Construct Terms (in fit) Period (T) (min) Expected w (min^-1) Fit w (min^-1) R^2 95% Confidence Interval (w)
High Pass 1 120 0.0523 0.1245 0.6491 (0.11, 0.13)
High Pass 2 120 0.0523 0.06166 0.7472 (0.05, 0.07)
Low Pass 1 120 0.0523 0.07642 0.5065 (0.05, 0.09)
Low Pass 3 120 0.0523 0.04002 0.9164 (0, 0.12)
Low Pass 1 40 0.157 0.1590 0.4248 (0.13, 0.18)
Low Pass 2 40 0.157 0.1765 0.9280 (0.17, 0.18)
High Pass 1 180 0.035 0.0386 0.3790 (0.03, 0.05)
High Pass 3 180 0.035 0.0435 0.6255 (0.034, 0.052)
Low Pass 1 180 0.035 0.076 0.6348 (0.06, 0.08)
Low Pass 4 180 0.035 0.0187 0.9050 (0.01, 0.03)
Low Pass 1 10 0.628 0.4439 0.4241 (0.37, 0.51)
Low Pass 3 10 0.628 0.2447 0.4631† (0.12, 0.36)
Figure 4a Figure 4b

Figure 4c Figure 4d

Figure 4a-4d. Low and high pass at T = 120 min. (a) Low pass with one Fourier term (b) Low pass with three Fourier terms (harmonics) (c) High pass with one Fourier term (d) High pass with two Fourier terms


Figure 5a

Figure 5b

Figure 5a-5b. Low pass at T = 40 min. (a) Low pass fit with one Fourier term (b) Low pass fit with two Fourier terms


Figure 6a

Figure 6b

Figure 6c

Figure 6d

Figure 6a-6d. Low and High pass at T = 180 min. (a) Low pass with one Fourier term (b) Low pass with three Fourier terms (c) High pass with one Fourier term (d) High pass with four Fourier terms


While adding terms to the Fourier series inherently improves the fit, it is important to note that the R2 is not the only important result of the analysis. From our conversation with Dr. Edwin Kan, an electrical engineer studying important biological signals, we realized that in addition to a strong coefficient of determination, we needed to ensure the signal frequency matched the input closely. If a curve we fit to the oscillatory output has a strong R2, but is not close to the correct frequency, then the signal was likely attenuated and the correlation is a result of over-fitting.

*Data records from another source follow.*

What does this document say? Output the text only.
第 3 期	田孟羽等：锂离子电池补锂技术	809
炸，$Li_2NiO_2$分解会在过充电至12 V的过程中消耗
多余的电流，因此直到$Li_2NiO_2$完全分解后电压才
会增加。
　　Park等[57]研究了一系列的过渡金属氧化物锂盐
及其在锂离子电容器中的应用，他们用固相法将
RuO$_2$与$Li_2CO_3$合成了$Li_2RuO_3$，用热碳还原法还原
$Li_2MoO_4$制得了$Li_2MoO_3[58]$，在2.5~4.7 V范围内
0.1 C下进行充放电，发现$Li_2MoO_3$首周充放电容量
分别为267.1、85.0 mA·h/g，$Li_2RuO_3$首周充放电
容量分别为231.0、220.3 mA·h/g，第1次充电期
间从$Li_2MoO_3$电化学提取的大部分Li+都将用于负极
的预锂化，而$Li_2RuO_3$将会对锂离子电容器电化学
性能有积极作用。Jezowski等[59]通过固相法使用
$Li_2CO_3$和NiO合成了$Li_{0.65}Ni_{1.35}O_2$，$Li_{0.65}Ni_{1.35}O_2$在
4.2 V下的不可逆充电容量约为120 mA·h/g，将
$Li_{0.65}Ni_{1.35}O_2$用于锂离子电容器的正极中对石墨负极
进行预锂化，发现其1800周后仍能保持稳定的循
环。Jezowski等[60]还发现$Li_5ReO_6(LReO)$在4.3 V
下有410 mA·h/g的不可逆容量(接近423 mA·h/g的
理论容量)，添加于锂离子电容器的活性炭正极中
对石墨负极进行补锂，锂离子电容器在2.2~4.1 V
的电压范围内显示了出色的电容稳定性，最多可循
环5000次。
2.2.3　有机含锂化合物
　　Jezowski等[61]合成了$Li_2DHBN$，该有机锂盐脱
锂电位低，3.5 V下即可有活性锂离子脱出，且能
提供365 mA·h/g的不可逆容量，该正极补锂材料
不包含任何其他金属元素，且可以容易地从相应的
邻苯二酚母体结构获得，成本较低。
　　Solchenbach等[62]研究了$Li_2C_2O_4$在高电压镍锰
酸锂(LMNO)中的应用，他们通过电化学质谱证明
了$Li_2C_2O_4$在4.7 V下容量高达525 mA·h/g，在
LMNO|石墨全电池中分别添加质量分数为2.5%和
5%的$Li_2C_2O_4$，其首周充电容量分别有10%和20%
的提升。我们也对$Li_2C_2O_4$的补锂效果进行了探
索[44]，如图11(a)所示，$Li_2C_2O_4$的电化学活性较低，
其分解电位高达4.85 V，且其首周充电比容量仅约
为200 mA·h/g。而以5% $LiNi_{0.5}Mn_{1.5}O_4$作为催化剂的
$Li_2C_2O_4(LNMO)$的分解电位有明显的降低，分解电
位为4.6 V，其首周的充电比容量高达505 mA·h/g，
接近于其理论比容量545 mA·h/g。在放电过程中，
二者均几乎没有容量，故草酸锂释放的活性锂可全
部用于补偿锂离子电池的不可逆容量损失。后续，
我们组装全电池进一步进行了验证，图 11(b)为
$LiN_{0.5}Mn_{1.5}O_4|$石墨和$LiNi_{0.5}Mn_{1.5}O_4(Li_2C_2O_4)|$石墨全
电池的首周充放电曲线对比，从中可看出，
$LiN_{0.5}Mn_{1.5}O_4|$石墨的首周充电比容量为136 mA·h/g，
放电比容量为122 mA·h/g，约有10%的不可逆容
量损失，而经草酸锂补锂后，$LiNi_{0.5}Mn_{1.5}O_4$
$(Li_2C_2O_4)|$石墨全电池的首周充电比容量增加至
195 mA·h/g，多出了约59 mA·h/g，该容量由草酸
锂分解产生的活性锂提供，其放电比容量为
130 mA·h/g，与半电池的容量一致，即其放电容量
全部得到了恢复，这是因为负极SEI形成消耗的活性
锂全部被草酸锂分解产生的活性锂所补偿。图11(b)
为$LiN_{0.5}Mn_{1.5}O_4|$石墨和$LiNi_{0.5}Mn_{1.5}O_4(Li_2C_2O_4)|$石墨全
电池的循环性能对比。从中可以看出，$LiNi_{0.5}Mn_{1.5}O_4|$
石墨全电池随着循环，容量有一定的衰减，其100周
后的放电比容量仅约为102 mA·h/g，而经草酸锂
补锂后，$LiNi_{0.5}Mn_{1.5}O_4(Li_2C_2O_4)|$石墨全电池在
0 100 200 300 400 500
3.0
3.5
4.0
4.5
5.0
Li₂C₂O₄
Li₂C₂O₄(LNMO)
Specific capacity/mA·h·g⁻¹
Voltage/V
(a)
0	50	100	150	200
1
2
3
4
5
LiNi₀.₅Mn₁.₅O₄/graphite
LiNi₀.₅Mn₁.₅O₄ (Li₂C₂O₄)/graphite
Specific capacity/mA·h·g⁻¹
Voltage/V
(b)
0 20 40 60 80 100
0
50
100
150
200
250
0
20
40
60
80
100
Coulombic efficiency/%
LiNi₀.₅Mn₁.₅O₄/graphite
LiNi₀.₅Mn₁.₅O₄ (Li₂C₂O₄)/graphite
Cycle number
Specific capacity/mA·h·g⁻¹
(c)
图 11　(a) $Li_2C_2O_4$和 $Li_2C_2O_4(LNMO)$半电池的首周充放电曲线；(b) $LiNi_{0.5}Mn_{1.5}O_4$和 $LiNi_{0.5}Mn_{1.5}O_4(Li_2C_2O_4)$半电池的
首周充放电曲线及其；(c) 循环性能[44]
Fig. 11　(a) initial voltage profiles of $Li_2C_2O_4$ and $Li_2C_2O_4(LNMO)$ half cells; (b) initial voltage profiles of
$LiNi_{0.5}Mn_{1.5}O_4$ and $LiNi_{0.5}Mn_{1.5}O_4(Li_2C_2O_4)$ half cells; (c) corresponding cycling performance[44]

Additionally, we can attribute some of the difference in the input and output frequency to lag time in the system. If constant, this would only create a phase-shift in the output frequency; however, even small variations will influence the output oscillatory frequency.

Based on the results of the analysis, we found that the low-pass filter cutoff frequency was fH = 1633 µHz. This frequency corresponds to a period of 10 minutes. Signals at higher frequencies than the cutoff will be attenuated by our system.

We then began testing on our combined system. Beginning with the optimal frequency determined from testing of the individual parts, the ratio of fluorescence to bacterial cell density was plotted over time for the combined system. A near binary on effect was achieved, with fluorescence staying consistently high over time. Frequencies that were known to be outside the active range of either the high or low pass were tested and resulted in an “off” effect, the fluorescence was near zero and was constant over time. These results confirmed that our system was activated by frequencies within a small and specific range, while being inactive when exposed to frequencies outside this range.